Par un arrêt rendu en assemblée plénière en date du 15 novembre 2024¹, la Cour de cassation consacre le principe suivant : une décision collective d’associés d’une société par actions simplifiée (« SAS »), prévue par les statuts ou imposée par la loi, ne peut être valablement adoptée que si elle réunit au moins la majorité des voix exprimées, toute clause statutaire contraire étant réputée non écrite.

Cet arrêt, attendu par la doctrine et de nombreux praticiens, est important car il apporte des limites au principe de la liberté statutaire régissant la SAS, devenue en 2024 la forme de société la plus utilisée en France.

 

Rappel sur la SAS et son fonctionnement essentiellement régi par la « liberté statutaire »

Le droit français permet de constituer une société commerciale sous différentes formes sociales : société à responsabilité limitée, société anonyme, SAS, …

En 2024, la SAS est devenue la société la plus créée en France, devant la société à responsabilité limitée, notamment du fait de la souplesse de son fonctionnement, à l’inverse d’autres formes sociales.

En effet, la SAS est une forme sociale particulière car, si le code de commerce lui prévoit un régime spécifique aux articles L. 227-1 et suivants du code de commerce², ces dispositions renvoient néanmoins pour de nombreux aspects du fonctionnement de la SAS à ce qui est prévu dans les statuts (et donc, par conséquent, à ce qui a été négocié entre les associés lors de la rédaction ou de la modification des statuts).

A titre d’exemples, le code de commerce prévoit que :

  • les statuts déterminent les décisions qui doivent être prises collectivement par les associés³(les associés pouvant ainsi, dans une certaine limite, prévoir que certaines décisions relèveront de la compétence de la collectivité des associés), ainsi que leurs formes et conditions ;
  • certaines attributions dévolues aux assemblées générales extraordinaires et ordinaires des sociétés anonymes doivent être exercées collectivement par les associés (exemples : augmentation de capital, amortissement, réduction de capital, fusion, …) mais dans les conditions prévues par les statuts .

C’est pourquoi la SAS est connue du fait de sa « liberté statutaire ».
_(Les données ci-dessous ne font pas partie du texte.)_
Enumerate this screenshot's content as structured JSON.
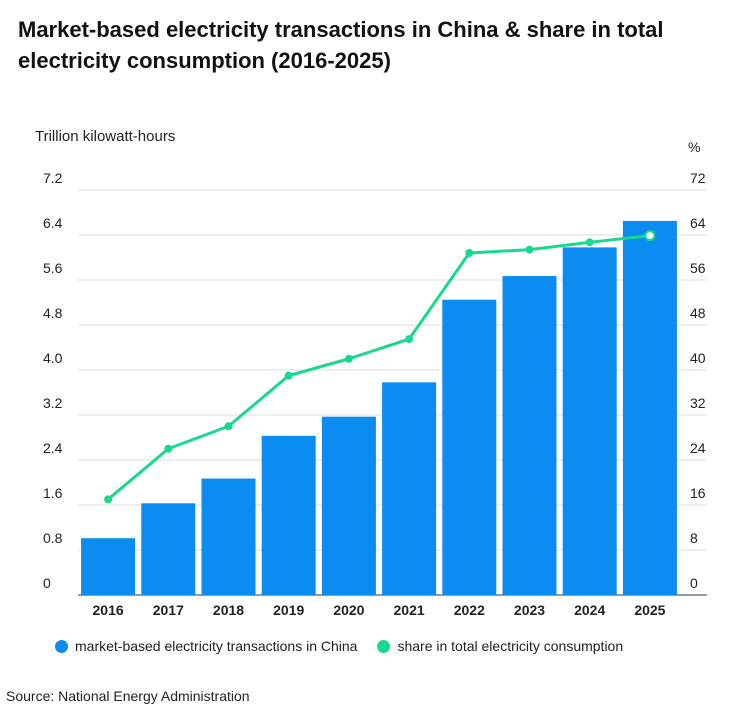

Cette forme sociale particulière ne connaît d’ailleurs pas nécessairement d’équivalent dans d’autres systèmes juridiques étrangers (à titre d’exemple, le droit espagnol ne connaît pas ce type de forme sociale, contrairement à la société à responsabilité limitée (sociedad limitada) ou à la société anonyme (sociedad anónima)).

L’apport de l’arrêt du 15 novembre 2024 : une limite imposée à la liberté statutaire en matière de règles d’adoption d’une décision collective d’associés

Néanmoins, par cet arrêt en date du 15 novembre 2024, la Cour de cassation a imposé une limite au principe de la « liberté statutaire » régissant la SAS en consacrant le principe suivant :

« une décision collective d’associés d’une SAS, prévue par les statuts ou imposée par la loi, ne peut être valablement adoptée que si elle réunit au moins la majorité des voix exprimées, toute clause statutaire contraire étant réputée non écrite »

La Cour de cassation, visant les articles 1844 al.1 et 1844-10 al. 2 et 3 du code civil ainsi que l’article L. 227-9 al. 1 et 2 du code de commerce, motive sa position en indiquant que « 10. Une décision collective d’associés ne peut être tenue pour adoptée que si elle rassemble en sa faveur le plus grand nombre de voix. 11. Toute autre règle conduirait à considérer que la collectivité des associés peut adopter, lors d’un même scrutin, deux décisions contraires ». Elle précise enfin que « la liberté contractuelle qui régit la société par actions simplifiée ne peut s’exercer que dans le respect de la règle énoncée au paragraphe 10 ».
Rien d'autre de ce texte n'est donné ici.